Sayuri - Actualité manga
Dossier manga - Sayuri

Un récit aux deux ambiances


Évoquer l'horreur dans la fiction japonaise renvoie à une ambiance qui se dégage régulièrement dans les œuvres du pays, entre le mystique et l'épouvante, cristallisée de diverses manières selon le médium. Du côté du cinéma, les sagas Ring et Ju-On (ou The Grudge, nom donné aux versions occidentales) sont des titres qui viennent le plus rapidement en tête. Concernant le manga, on se rappelle sans mal les histoires de Junji Itô, toujours variées en terme d'idées et d'ambiances, et dans d'autres optiques Kazuo Umezu et Suehiro Maruo, grande figure de l'ero-guro. On notera que le jeu-vidéo a développé une image un peu à part avec des licences comme Silent Hill et surtout Resident Evil / Biohazard, abordant davantage l'horreur sous l'angle de la survie, moyen efficace d'inclure directement le joueur dans des climats terrifiants.

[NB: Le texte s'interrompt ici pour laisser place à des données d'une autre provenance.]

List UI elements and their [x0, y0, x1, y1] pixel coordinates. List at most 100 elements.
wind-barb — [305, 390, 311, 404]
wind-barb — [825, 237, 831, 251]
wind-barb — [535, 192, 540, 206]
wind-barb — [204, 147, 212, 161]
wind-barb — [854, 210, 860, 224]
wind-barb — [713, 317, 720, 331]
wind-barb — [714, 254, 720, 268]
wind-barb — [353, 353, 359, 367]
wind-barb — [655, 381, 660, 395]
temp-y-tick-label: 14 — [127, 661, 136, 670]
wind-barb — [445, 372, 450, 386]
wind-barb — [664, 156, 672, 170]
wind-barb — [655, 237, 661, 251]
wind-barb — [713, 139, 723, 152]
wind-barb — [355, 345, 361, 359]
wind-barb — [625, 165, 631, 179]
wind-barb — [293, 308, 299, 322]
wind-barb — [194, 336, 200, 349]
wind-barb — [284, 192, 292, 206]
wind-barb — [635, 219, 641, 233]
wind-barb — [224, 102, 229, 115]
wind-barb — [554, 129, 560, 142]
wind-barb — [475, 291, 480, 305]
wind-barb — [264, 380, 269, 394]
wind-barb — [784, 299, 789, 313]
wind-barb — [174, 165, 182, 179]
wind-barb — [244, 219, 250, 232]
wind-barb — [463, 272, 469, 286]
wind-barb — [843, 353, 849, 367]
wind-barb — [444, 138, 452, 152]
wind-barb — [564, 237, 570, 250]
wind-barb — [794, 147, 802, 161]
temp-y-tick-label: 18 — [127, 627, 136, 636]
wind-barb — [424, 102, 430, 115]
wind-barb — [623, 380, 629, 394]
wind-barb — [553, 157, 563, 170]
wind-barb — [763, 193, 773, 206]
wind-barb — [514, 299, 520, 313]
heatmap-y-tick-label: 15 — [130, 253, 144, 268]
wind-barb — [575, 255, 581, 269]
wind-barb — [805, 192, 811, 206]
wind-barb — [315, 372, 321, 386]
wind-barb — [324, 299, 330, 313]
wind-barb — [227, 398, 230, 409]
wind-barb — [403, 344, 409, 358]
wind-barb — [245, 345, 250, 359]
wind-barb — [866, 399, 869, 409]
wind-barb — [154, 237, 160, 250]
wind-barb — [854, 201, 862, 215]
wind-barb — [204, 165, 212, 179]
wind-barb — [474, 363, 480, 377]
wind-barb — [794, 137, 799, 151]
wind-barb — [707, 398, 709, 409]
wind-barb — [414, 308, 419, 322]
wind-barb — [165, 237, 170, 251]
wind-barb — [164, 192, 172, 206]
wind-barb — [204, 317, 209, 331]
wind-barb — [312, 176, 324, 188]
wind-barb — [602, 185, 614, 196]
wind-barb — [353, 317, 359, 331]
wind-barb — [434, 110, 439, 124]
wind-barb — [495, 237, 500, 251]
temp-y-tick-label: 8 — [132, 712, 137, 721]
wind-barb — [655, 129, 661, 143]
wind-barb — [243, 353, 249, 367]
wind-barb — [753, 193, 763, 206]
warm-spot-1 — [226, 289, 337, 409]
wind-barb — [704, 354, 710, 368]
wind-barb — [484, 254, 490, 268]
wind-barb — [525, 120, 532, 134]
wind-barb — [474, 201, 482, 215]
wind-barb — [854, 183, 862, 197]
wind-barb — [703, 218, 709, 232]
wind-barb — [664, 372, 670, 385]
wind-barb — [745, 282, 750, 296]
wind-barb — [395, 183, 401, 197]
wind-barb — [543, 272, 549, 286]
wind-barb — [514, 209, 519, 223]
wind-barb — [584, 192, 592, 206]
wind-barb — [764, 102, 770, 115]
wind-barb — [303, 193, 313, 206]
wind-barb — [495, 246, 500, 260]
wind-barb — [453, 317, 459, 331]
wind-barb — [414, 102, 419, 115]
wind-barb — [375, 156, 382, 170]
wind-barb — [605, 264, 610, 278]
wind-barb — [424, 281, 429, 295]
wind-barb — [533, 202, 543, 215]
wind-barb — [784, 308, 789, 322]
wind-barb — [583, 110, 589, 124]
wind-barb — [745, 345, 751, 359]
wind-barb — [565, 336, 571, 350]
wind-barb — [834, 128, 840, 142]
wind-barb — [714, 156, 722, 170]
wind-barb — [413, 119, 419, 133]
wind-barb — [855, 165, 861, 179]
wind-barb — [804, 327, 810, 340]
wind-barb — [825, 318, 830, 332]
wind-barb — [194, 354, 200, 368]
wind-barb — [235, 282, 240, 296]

Ce très rapide topo a pour but de montrer, en partie, ce dans quoi Rensuke Oshikiri a puisé pour écrire et dessiner Saiyuri, un récit horrifique prenant l'idée de la maison hantée, pour en faire une œuvre qui lui est propre (et l'une de ses préférées parmi celles de sa carrière). A noter au passage que le mangaka a toujours été friand du genre horrifique pour nourrir ses œuvres. On lui connait certes ce talent pour pour les comédies, notamment avec Hi Score Girl et Bip-Bip Boy, mais ce n'est pas la direction favorite du maître pour ses œuvres, preuve en est un certain Le Perce Neige.

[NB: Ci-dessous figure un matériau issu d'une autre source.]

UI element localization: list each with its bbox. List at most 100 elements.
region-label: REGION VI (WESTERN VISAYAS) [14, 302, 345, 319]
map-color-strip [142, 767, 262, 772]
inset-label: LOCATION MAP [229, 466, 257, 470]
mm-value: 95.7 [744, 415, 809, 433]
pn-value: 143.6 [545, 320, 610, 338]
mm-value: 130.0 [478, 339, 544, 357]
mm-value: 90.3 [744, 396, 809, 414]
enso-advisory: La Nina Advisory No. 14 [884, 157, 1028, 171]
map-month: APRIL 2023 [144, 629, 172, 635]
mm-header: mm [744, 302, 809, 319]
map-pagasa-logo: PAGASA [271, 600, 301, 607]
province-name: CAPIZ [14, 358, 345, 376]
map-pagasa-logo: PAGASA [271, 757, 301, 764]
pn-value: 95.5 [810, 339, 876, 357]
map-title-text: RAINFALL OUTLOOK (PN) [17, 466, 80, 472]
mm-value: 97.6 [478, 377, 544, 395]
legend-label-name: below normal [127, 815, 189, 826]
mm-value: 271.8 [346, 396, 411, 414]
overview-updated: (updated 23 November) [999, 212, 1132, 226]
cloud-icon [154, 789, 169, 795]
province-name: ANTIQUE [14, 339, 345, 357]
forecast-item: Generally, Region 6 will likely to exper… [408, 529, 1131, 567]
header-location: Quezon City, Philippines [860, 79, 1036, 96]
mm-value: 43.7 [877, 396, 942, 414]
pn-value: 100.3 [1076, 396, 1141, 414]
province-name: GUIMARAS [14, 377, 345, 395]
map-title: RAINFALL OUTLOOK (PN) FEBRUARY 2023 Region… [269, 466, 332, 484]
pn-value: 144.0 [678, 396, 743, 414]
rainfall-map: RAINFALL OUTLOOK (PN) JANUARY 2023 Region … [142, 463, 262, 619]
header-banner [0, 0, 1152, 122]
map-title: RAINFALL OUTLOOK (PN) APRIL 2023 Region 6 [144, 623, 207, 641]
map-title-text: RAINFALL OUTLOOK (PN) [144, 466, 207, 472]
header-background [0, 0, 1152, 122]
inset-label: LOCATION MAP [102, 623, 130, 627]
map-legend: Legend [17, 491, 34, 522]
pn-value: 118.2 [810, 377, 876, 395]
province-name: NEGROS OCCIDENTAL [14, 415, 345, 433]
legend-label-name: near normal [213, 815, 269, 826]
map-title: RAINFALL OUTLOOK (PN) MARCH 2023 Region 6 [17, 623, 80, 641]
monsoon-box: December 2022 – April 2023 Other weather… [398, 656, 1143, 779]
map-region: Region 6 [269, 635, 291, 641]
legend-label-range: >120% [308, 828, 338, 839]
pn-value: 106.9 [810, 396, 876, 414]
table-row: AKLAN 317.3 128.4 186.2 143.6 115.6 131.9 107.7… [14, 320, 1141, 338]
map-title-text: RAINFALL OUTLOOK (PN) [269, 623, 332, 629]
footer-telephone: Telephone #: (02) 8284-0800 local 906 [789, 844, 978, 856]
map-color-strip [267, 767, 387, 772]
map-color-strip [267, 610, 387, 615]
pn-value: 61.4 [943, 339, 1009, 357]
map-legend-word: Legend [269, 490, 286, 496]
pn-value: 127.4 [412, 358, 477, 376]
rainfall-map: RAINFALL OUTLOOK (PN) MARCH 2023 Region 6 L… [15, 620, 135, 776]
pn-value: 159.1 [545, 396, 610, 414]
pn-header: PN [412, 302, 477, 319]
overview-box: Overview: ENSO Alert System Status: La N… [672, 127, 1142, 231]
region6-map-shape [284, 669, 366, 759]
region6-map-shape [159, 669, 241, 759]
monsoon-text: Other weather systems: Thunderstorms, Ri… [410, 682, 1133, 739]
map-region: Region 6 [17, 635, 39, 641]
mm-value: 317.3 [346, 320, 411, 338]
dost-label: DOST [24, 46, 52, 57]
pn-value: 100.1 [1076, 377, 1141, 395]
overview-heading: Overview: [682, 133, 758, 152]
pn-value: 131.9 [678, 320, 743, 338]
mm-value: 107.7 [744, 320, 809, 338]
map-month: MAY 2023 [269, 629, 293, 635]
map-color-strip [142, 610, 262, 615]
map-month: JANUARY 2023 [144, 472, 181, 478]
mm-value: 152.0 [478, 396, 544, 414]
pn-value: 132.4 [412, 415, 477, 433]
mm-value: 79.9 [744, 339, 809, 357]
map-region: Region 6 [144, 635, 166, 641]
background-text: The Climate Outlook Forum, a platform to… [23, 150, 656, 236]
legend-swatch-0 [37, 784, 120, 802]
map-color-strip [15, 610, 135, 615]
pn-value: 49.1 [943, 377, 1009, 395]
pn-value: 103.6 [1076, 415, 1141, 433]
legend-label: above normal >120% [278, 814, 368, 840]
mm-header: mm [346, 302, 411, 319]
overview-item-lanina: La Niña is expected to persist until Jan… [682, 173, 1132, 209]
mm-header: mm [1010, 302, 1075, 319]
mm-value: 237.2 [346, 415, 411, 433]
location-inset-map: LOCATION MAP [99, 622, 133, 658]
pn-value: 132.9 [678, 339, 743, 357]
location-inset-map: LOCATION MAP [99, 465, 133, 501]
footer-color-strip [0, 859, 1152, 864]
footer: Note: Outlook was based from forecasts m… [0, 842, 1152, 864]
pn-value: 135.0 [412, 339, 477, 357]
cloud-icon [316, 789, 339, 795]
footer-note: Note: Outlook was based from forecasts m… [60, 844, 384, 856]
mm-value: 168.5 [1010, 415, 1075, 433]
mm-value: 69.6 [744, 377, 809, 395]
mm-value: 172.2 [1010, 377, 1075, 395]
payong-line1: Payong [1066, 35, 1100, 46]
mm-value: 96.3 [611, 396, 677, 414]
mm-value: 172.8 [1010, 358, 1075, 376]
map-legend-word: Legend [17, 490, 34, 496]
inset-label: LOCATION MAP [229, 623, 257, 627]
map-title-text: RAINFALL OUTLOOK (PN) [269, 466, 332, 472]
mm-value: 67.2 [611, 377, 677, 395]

Sayuri est clairement composée de deux parties distinctes, quand bien même l'auteur aime considérer sa série comme un tout (nous y reviendrons). Les 7 premiers chapitres installent l'intrigue et l'ambiance, nous plonges aux côtés de la famille du jeune Norio tout en dépeignant peu à peu le cauchemar qui va les frapper. Les chapitres 8 à 15, eux, développent la partie finale de l’œuvre en narrant une véritable lutte contre la menace qui hante les lieux, avec des zestes d'action et les révélations qui mèneront l'histoire à son dénouement. Ce sont deux parties qui décortiquent très clairement des ambiances différentes, chose dont l'auteur a conscience comme l'atteste la postface présente en fin d'ouvrage. Il est donc intéressant de mettre ces deux climats en perspective et les comparer à ce qui se fait dans l'horreur du côté du Japon, puisque chacune d'elle renvoie à une optique différente du genre.


Le début de la série est considérée comme une "introduction de l'histoire qui fait grimper l'horreur" par le mangaka. A très juste titre puisque l'idée est d'introduire les personnages et de leur imposer le cauchemar de Sayuri. Dans cette phase, nous sommes très clairement dans un registre de maison hantée, très cinématographique dans certaines idées et dans la mise en scène, moment où la menace s’abat sur les personnages, un à un. Le lecteur est un prisonnier condamné à être témoin du funeste sort de certains membres de la famille, ce dans une atmosphère étrange et inquiétante. L'artiste ne donne pas toujours de sens particulier à certains trépas, par exemple lorsque certains protagonistes disparaissent purement. Mais c'est aussi ce rend qui le tout particulièrement effrayant : Les actions de Sayuri sont inexplicables, quand bien même de menus indices serait distillés ci et là. Et en parlant de ces pistes, difficile de ne pas y voir des clins d’œil au cinéma. Nous n'évoquions pas Ring par hasard puisque la présence d'un téléviseur (que certain jugeront finalement obsolète) associée à l'apparence terrifiante mais marquée de l'antagoniste spectrale sont tant de références visuelles à des œuvres bien connues. Il y a donc le récit terrifiant d'une part, mais aussi peut-être l'hommage au cinéma nippon de l'autre, ce qui donne un certain cachet au titre.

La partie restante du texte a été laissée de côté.